By Wendy Burton
It was a busy year for Fort Gibson residents and their families and friends.
From high school sports to reunions to big projects coming to fruition, the Times featured many stories that offer a glimpse inside the heart of a small town.
The town saw its annual barbecue festival, Christmas parade, and corn festival — all declared “great successes” by town officials, residents and visitors.
A new police chief was appointed and the town’s skate park and splash pad opened.
The new municipal park is a project Mayor Steven Hill looks back on as a great accomplishment for 2012.
“I think it’s been hugely popular,” Hill said. “Of course, until the weather got really cold, it was occupied all the time. I think it was something the town needed and very well received.”
And a sports complex got underway after years of planning, with bids for soccer fields and a concession stand out and hopes the fields will be ready for the fall season.

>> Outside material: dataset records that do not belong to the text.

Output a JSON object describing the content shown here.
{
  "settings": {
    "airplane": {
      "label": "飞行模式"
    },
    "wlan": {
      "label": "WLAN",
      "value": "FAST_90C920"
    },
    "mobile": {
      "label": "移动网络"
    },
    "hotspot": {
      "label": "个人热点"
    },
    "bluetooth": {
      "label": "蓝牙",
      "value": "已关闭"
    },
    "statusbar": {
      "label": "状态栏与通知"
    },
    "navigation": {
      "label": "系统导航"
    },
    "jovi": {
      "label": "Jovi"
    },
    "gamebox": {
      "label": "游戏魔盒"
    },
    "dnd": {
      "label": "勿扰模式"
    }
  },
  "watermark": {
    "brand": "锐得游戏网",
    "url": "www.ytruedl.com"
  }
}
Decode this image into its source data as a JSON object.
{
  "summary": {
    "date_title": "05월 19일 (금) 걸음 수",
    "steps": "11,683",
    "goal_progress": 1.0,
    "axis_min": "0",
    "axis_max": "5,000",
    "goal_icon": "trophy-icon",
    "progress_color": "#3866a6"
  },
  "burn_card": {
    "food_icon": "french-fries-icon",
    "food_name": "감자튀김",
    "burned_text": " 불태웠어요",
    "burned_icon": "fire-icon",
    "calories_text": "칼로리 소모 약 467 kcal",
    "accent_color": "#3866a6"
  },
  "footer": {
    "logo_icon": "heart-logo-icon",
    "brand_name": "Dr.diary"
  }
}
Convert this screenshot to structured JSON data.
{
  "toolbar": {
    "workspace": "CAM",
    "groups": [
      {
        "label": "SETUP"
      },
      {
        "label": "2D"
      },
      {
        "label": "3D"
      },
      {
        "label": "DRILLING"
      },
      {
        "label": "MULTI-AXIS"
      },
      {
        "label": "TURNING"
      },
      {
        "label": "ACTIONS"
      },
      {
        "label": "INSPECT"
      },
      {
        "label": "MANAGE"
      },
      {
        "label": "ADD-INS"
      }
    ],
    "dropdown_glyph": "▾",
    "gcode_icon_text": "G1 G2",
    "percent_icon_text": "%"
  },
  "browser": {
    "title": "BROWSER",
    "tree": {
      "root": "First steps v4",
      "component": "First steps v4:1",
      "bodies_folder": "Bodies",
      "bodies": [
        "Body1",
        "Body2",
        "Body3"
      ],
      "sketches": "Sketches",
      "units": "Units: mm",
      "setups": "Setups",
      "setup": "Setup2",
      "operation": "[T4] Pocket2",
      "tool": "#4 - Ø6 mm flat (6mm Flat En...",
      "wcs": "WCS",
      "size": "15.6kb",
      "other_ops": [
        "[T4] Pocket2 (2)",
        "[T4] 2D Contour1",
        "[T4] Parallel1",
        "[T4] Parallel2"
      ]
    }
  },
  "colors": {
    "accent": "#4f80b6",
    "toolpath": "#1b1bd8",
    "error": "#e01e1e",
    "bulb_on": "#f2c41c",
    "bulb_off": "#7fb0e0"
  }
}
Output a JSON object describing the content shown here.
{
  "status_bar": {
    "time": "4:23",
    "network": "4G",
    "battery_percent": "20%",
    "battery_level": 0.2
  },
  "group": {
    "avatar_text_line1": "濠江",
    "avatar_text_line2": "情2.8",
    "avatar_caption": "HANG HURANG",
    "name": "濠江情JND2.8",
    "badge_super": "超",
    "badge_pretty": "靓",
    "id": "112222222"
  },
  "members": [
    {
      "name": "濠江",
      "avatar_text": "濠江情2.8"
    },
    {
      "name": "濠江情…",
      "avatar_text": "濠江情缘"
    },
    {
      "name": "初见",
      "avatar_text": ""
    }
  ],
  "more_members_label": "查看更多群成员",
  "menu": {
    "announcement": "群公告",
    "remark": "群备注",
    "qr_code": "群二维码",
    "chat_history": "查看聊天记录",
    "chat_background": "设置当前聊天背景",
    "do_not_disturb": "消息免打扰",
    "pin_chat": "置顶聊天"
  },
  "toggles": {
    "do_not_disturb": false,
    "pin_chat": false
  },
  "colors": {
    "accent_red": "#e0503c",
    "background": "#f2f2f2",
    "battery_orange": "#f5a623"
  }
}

“It will obviously be a benefit to the town and the youth in the community, providing more places to play,” Hill said. “And a big enough venue to host some events that will draw people from out of town and help our local businesses.”
It was a good year for sports.
The Lady Tigers swim team took its second straight Class 5A championship in February.
Varsity football made it to the playoffs and took back “The Rock” from Hilldale High School for the first time since 2006.
High School girls basketball made it to the finals again, not taking home the state title but ending the season 28-2.
A new bridge at the Grand River was stalled and a grant to revamp Clinkenbeard park was given back because of the possibility of Native American graves at the park.
The schools found good reason for academic pride with ACT scores and district report cards coming out on top.
And they had famous visitors, such as John “Charles” Greene, a Fort Gibson native who grew up to become a NCAA referee.
The schools also lost a long-time administrator, Linda Clinkenbeard, as she started a new career as superintendent of Woodall Public Schools and said goodbye to Marilyn Dewoody and Phyllis Kindle.
And students volunteered, did community service and gathered donations for food pantries and families all year long, including helping a family of five who lost their home to fire just before Christmas.
Fort Gibson also grew. The Cherokee Nation Fort Gibson had its grand opening in mid-December, adding 80 jobs to the area and several new businesses opened, including a barbecue restaurant and gun shop.